Los hechos se suceden y no ha lugar contarlos aquí… Pero baste decir que, gracias a la buena memoria y a la póstuma caridad de Janou, al buen gusto en mantillas de Terry y al humilde respeto de Nickie por las últimas (y algo incómodas, dadas las circunstancias) voluntades de su abuela, la película acaba bien.
¿Está Vd. diciendo, don Gildo, que si Janou no llevase mantilla, la historia de amor entre Terry y Nickie no habría tenido un final feliz? Estoy diciendo exactamente eso: no pretendo, lógicamente, establecer ningún vínculo causal universalmente aplicable entre mantillas de encaje y matrimonios, pero el vínculo entre esa mantilla y ese matrimonio está fuera de toda duda.

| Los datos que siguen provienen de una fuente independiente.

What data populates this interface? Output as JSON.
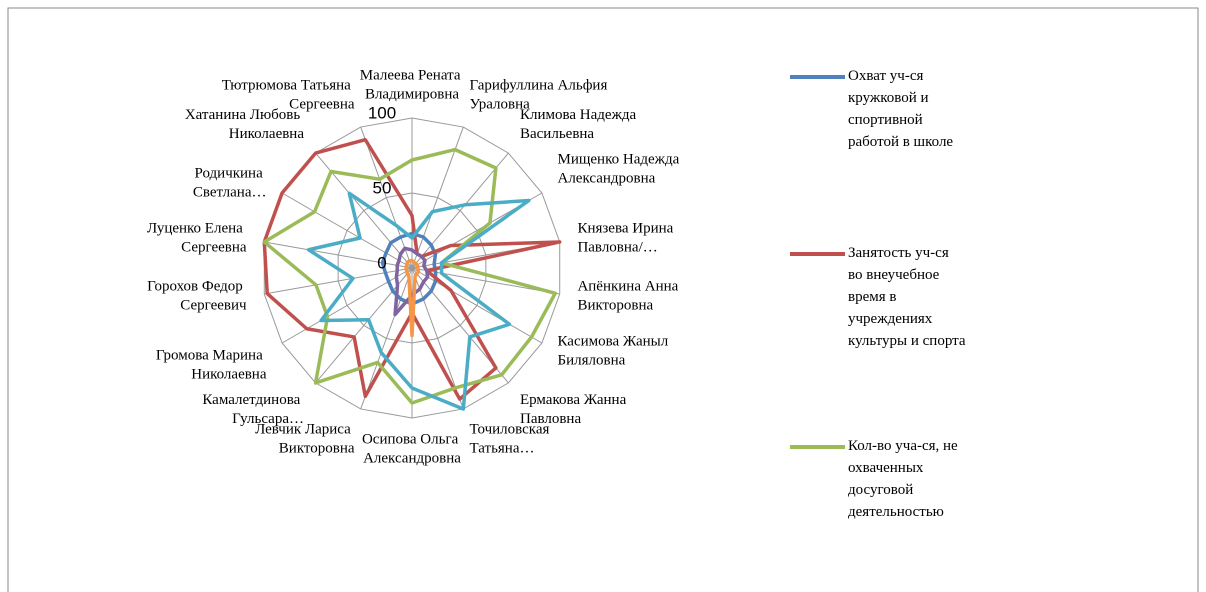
{
  "chart_data": {
    "type": "radar",
    "categories": [
      "Малеева Рената Владимировна",
      "Гарифуллина Альфия Ураловна",
      "Климова Надежда Васильевна",
      "Мищенко Надежда Александровна",
      "Князева Ирина Павловна/…",
      "Апёнкина Анна Викторовна",
      "Касимова Жаныл Биляловна",
      "Ермакова Жанна Павловна",
      "Точиловская Татьяна…",
      "Осипова Ольга Александровна",
      "Левчик Лариса Викторовна",
      "Камалетдинова Гульсара…",
      "Громова Марина Николаевна",
      "Горохов Федор Сергеевич",
      "Луценко Елена Сергеевна",
      "Родичкина Светлана…",
      "Хатанина Любовь Николаевна",
      "Тютрюмова Татьяна Сергеевна"
    ],
    "series": [
      {
        "name": "Охват уч-ся кружковой и спортивной работой в школе",
        "color": "#4f81bd",
        "values": [
          23,
          22,
          20,
          18,
          15,
          16,
          18,
          20,
          22,
          24,
          22,
          20,
          18,
          18,
          20,
          20,
          22,
          22
        ]
      },
      {
        "name": "Занятость уч-ся во внеучебное время в учреждениях культуры и спорта",
        "color": "#c0504d",
        "values": [
          35,
          10,
          10,
          30,
          100,
          10,
          30,
          87,
          93,
          30,
          91,
          60,
          81,
          98,
          100,
          100,
          100,
          91
        ]
      },
      {
        "name": "Кол-во уча-ся, не охваченных досуговой деятельностью",
        "color": "#9bbb59",
        "values": [
          72,
          84,
          87,
          60,
          20,
          97,
          92,
          93,
          85,
          90,
          67,
          100,
          65,
          65,
          100,
          75,
          84,
          63
        ]
      },
      {
        "color": "#4bacc6",
        "values": [
          20,
          40,
          55,
          90,
          20,
          20,
          75,
          60,
          100,
          80,
          60,
          45,
          70,
          40,
          70,
          40,
          65,
          30
        ]
      },
      {
        "color": "#8064a2",
        "values": [
          12,
          10,
          10,
          10,
          8,
          10,
          12,
          12,
          15,
          18,
          33,
          15,
          12,
          10,
          10,
          10,
          12,
          14
        ]
      },
      {
        "color": "#f79646",
        "values": [
          5,
          4,
          4,
          4,
          4,
          4,
          5,
          5,
          6,
          45,
          6,
          5,
          4,
          4,
          4,
          4,
          5,
          5
        ]
      }
    ],
    "ylim": [
      0,
      100
    ],
    "yticks": [
      0,
      50,
      100
    ],
    "grid": true
  }
}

Por supuesto que las mantillas de encaje pueden parecer «cosas de abuelas»; también es cosa de abuelas (y de una categoría muy especial de abuelas, bastante avanzadas en las sendas de la virtud), decidir dejar en herencia sus mantillas a personas desconocidas, con la esperanza de que resulten buenas esposas para sus nietos. Las puntillas y los encajes son, ciertamente «cosas de abuelas», porque requieren un trabajo, una paciencia, un amor y una dedicación a las cosas bien hechas que no están al alcance de la mayoría de los impacientes y estresados hijos de nuestro siglo. Que un alba de encaje sea un «alba de abuela», Santo Padre, a lo mejor lo que quiere decir es que, quien la lleva sabe, como una abuela, apreciar lo que cuesta hacer cosas bonitas y bien hechas y que todo lo que atañe al culto divino merece ser hecho con lo mejor y lo más bello que tengamos a nuestro alcance.
Pero, claro, ¿qué va a saber de belleza y de paciencia y hasta de culto divino quien se atreve a suponer que una cosa es mala porque es «de abuelas»?